China Inflation Ticks Lower, Policy on Pause

China’s rate of inflation decreased in September, although “not drastic enough to reduce inflationary expectations,”  and furthermore, food prices remained high. From Reuters:

China’s consumer inflation dipped to 6.1 percent in September, retreating further from three-year highs, although stubborn food price pressures will deter the central bank from loosening its policy reins anytime soon.

A slowdown in price rises would be welcomed by policymakers as confirmation that a flurry of increases in interest rates and bank reserve requirements is working, just when China’s economy is showing increasing strains from the global downturn.

The dip in inflation in September was right in line with a poll of economists’ forecasts and lower than August’s reading of 6.3 percent.

Food price pressures remained strong, however, rising 13.4 percent from a year earlier, unchanged from the pace in August’s data. Non-food inflation eased to 2.9 percent from 3.0 percent in August, the data showed.

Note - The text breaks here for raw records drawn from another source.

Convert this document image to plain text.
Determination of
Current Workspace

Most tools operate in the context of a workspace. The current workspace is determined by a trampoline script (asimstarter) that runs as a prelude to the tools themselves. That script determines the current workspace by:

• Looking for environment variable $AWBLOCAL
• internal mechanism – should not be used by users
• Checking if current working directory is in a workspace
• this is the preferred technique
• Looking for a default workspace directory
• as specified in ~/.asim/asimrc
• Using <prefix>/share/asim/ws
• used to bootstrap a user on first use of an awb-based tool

China’s producer price index in September came in below market expectations with a 6.5 percent rise from a year ago, compared with August’s 7.3 percent.

Despite decreasing inflation, there have been some other troubling economic indicators, such as China’s export growth falling to its weakest in seven months. From SF Gate:

China’s export growth cooled to the weakest in seven months and officials said that trade faces “severe challenges” as the yuan strengthens and confidence slides in developed nations.

Exports climbed a less-than-forecast 17.1 percent in September from a year earlier, customs bureau data showed in Beijing today. The trade surplus fell to $14.51 billion from $17.76 billion in August. Imports rose 20.9 percent, also less than forecast.

The risk of a slump in trade may encourage Chinese officials to refrain from further interest-rate increases and add to support for companies after the State Council yesterday announced tax breaks for small businesses. The world is relying on China, the biggest contributor to global growth, to sustain an expansion that was 9.6 percent in the first half of the year.

“The leading indicators from the developed economies indicate that worse will follow” for exports, said Yao Wei, a Hong Kong-based economist at Societe Generale AG.

China Premier Wen Jiabao said China will keep the yuan basically stable to avoid hurting exporters too much, sending a signal that Beijing is unlikely to allow any dramatic yuan appreciation for now as the country’s exporters have started feeling the pressure from a slowing global economy.

Mr. Wen’s remarks came after trade data showed both exports and imports weakened more than expected but the yuan had undergone a bout of relatively fast appreciation over the past few weeks, partly due to political pressure from Washington. Tuesday, the U.S. Senate voted to pass a bill to penalize China for its alleged devaluation of the yuan.

China will keep its export policy generally stable, maintain its export-tax-rebate policy and increase its credit support for exporters, Mr. Wen was quoted as saying, according to the state radio on Saturday.

The report also said that Mr. Wen said the global financial crisis isn’t over, and that it is more severe than those in the past.

China will try to balance its international payments by expanding imports while stabilizing exports, the state radio quoted Mr. Wen as saying.

In related news, the U.S. Treasury Department will delay a ruling on whether or not China is manipulating its currency, postponing it until later this year. From Reuters:

The Treasury Department said on Friday it would delay until later this year a ruling on whether China is manipulating its currency as Democratic Party lawmakers tried to overcome Republican opposition to a bill that would punish Beijing for its currency policies.

The decision to delay the sixth semiannual report to Congress under the Obama administration, which was due on Saturday, came days after the Senate approved legislation that aims to pressure Beijing to let its yuan rise in value faster.

The delay “will give us a chance to assess progress following several international meetings,” the Treasury Department said in a statement.

Ministers and leaders of the Group of Twenty major global economies and the Asia Pacific Economic Cooperation forum, bodies in which the United States and China are key players, are scheduled to meet this month and in November.